On Saturday, 4 February 2017 at 14:33:12 UTC, Alex wrote:
Having read this
https://dlang.org/spec/template.html#auto-ref-parameters

I tried to do something like this

// Code starts here
void main()
{
        initStruct iSb;
        iSb.var = 3;
        A b = A(iSb);
        assert(*b.myVar == 3); // this works
        iSb.var = 4;
        assert(*b.myVar == 4); // as expected
        
        b = A(initStruct(5)); // how does
        assert(*b.myVar == 5); // this work?
}

struct A
{
        @disable this();
        size_t* myVar;
        this()(auto ref initStruct iS) @nogc
        {
                import core.stdc.stdio;
__traits(isRef, iS) ? printf("ref case\n") : printf("value case");
                
                myVar = &iS.var;
                
                /* // This treatment is not needed?
                if(__traits(isRef, iS))
                {
                        myVar = &iS.var;
                }
                else
                {
                        myVar = new size_t(iS.var);
                }
                */      
        }
}

struct initStruct
{
        size_t var;
}
// Code ends here

All asserts pass.
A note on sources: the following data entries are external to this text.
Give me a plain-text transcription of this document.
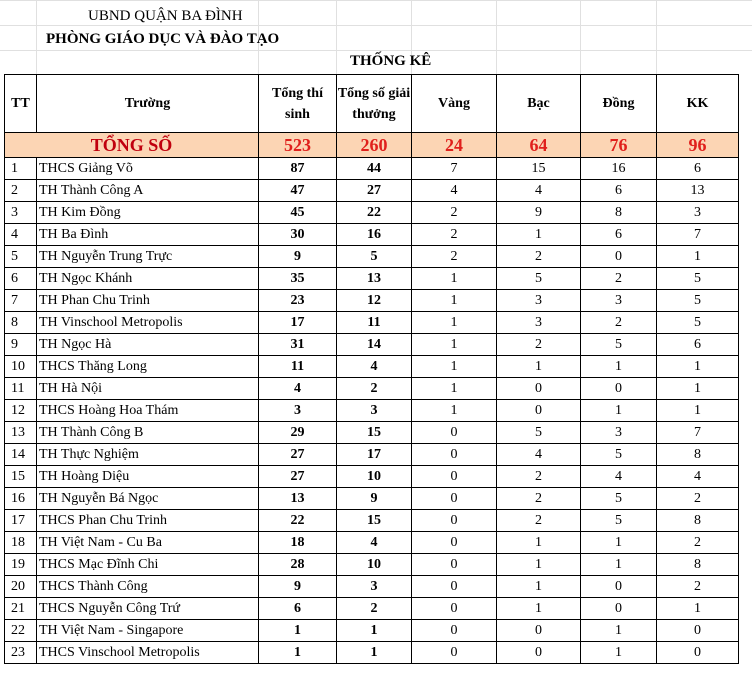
UBND QUẬN BA ĐÌNH
PHÒNG GIÁO DỤC VÀ ĐÀO TẠO
THỐNG KÊ
TT	Trường	Tổng thí sinh	Tổng số giải thưởng	Vàng	Bạc	Đồng	KK
TỔNG SỐ		523	260	24	64	76	96
1	THCS Giảng Võ	87	44	7	15	16	6
2	TH Thành Công A	47	27	4	4	6	13
3	TH Kim Đồng	45	22	2	9	8	3
4	TH Ba Đình	30	16	2	1	6	7
5	TH Nguyễn Trung Trực	9	5	2	2	0	1
6	TH Ngọc Khánh	35	13	1	5	2	5
7	TH Phan Chu Trinh	23	12	1	3	3	5
8	TH Vinschool Metropolis	17	11	1	3	2	5
9	TH Ngọc Hà	31	14	1	2	5	6
10	THCS Thăng Long	11	4	1	1	1	1
11	TH Hà Nội	4	2	1	0	0	1
12	THCS Hoàng Hoa Thám	3	3	1	0	1	1
13	TH Thành Công B	29	15	0	5	3	7
14	TH Thực Nghiệm	27	17	0	4	5	8
15	TH Hoàng Diệu	27	10	0	2	4	4
16	TH Nguyễn Bá Ngọc	13	9	0	2	5	2
17	THCS Phan Chu Trinh	22	15	0	2	5	8
18	TH Việt Nam - Cu Ba	18	4	0	1	1	2
19	THCS Mạc Đĩnh Chi	28	10	0	1	1	8
20	THCS Thành Công	9	3	0	1	0	2
21	THCS Nguyễn Công Trứ	6	2	0	1	0	1
22	TH Việt Nam - Singapore	1	1	0	0	1	0
23	THCS Vinschool Metropolis	1	1	0	0	1	0
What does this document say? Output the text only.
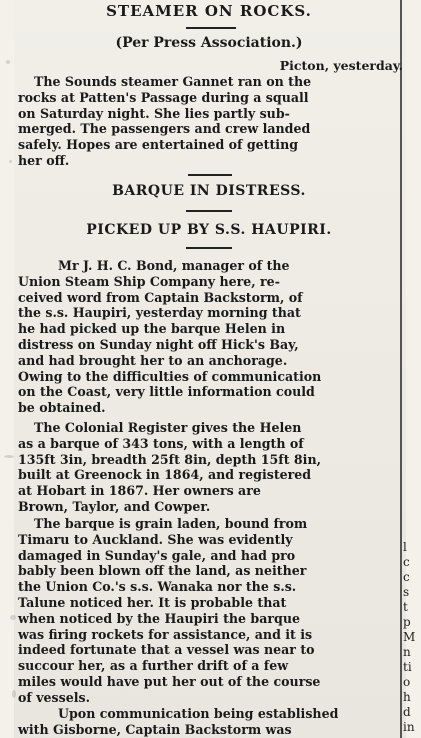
l
c
c
s
t
p
M
n
ti
o
h
d
in
STEAMER ON ROCKS.
(Per Press Association.)
Picton, yesterday.

The Sounds steamer Gannet ran on the
rocks at Patten's Passage during a squall
on Saturday night. She lies partly sub-
merged. The passengers and crew landed
safely. Hopes are entertained of getting
her off.

BARQUE IN DISTRESS.
PICKED UP BY S.S. HAUPIRI.

Mr J. H. C. Bond, manager of the
Union Steam Ship Company here, re-
ceived word from Captain Backstorm, of
the s.s. Haupiri, yesterday morning that
he had picked up the barque Helen in
distress on Sunday night off Hick's Bay,
and had brought her to an anchorage.
Owing to the difficulties of communication
on the Coast, very little information could
be obtained.

The Colonial Register gives the Helen
as a barque of 343 tons, with a length of
135ft 3in, breadth 25ft 8in, depth 15ft 8in,
built at Greenock in 1864, and registered
at Hobart in 1867. Her owners are
Brown, Taylor, and Cowper.

The barque is grain laden, bound from
Timaru to Auckland. She was evidently
damaged in Sunday's gale, and had pro
bably been blown off the land, as neither
the Union Co.'s s.s. Wanaka nor the s.s.
Talune noticed her. It is probable that
when noticed by the Haupiri the barque
was firing rockets for assistance, and it is
indeed fortunate that a vessel was near to
succour her, as a further drift of a few
miles would have put her out of the course
of vessels.

Upon communication being established
with Gisborne, Captain Backstorm was
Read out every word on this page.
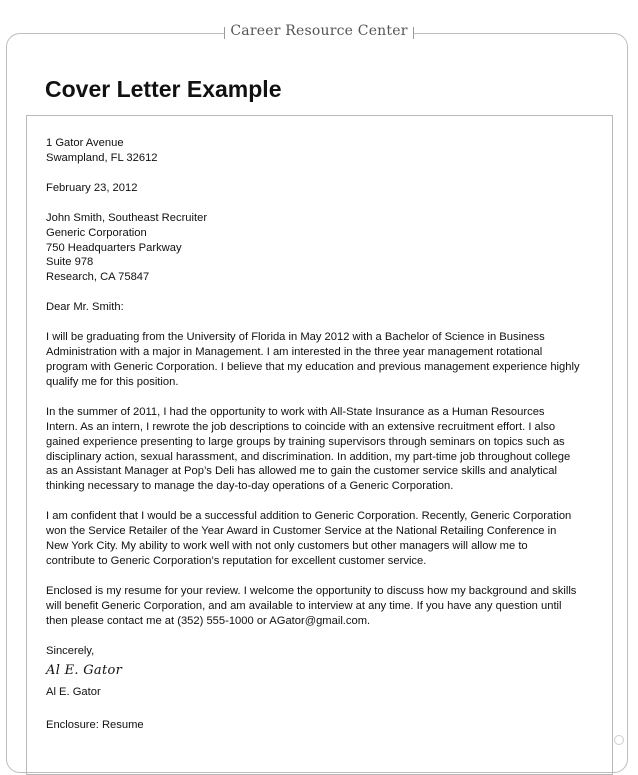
Career Resource Center
Cover Letter Example

1 Gator Avenue
Swampland, FL 32612

February 23, 2012

John Smith, Southeast Recruiter
Generic Corporation
750 Headquarters Parkway
Suite 978
Research, CA 75847

Dear Mr. Smith:

I will be graduating from the University of Florida in May 2012 with a Bachelor of Science in Business
Administration with a major in Management. I am interested in the three year management rotational
program with Generic Corporation. I believe that my education and previous management experience highly
qualify me for this position.

In the summer of 2011, I had the opportunity to work with All-State Insurance as a Human Resources
Intern. As an intern, I rewrote the job descriptions to coincide with an extensive recruitment effort. I also
gained experience presenting to large groups by training supervisors through seminars on topics such as
disciplinary action, sexual harassment, and discrimination. In addition, my part-time job throughout college
as an Assistant Manager at Pop’s Deli has allowed me to gain the customer service skills and analytical
thinking necessary to manage the day-to-day operations of a Generic Corporation.

I am confident that I would be a successful addition to Generic Corporation. Recently, Generic Corporation
won the Service Retailer of the Year Award in Customer Service at the National Retailing Conference in
New York City. My ability to work well with not only customers but other managers will allow me to
contribute to Generic Corporation’s reputation for excellent customer service.

Enclosed is my resume for your review. I welcome the opportunity to discuss how my background and skills
will benefit Generic Corporation, and am available to interview at any time. If you have any question until
then please contact me at (352) 555-1000 or AGator@gmail.com.

Sincerely,

Al E. Gator

Al E. Gator

Enclosure: Resume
But the question is how it is possible to avoid the allocation of memory for the member var of the struct A in the second case. Is the input remains somewhere and I'm not aware of this? By the way, I find the fact very cool. I'm just wondering, whether I'm doing something unsecure...

It most likely only works because the dangling pointer points into yet untouched stack. Trying to öet a normal by-value parameter or local variable escape this way should produce an error, but apparently it's not done for `auto ref` parameters (the compiler should though, but only in the by-value-template-instantiation). So this isn't cool at all ;) - please consider filing a bugreport about this.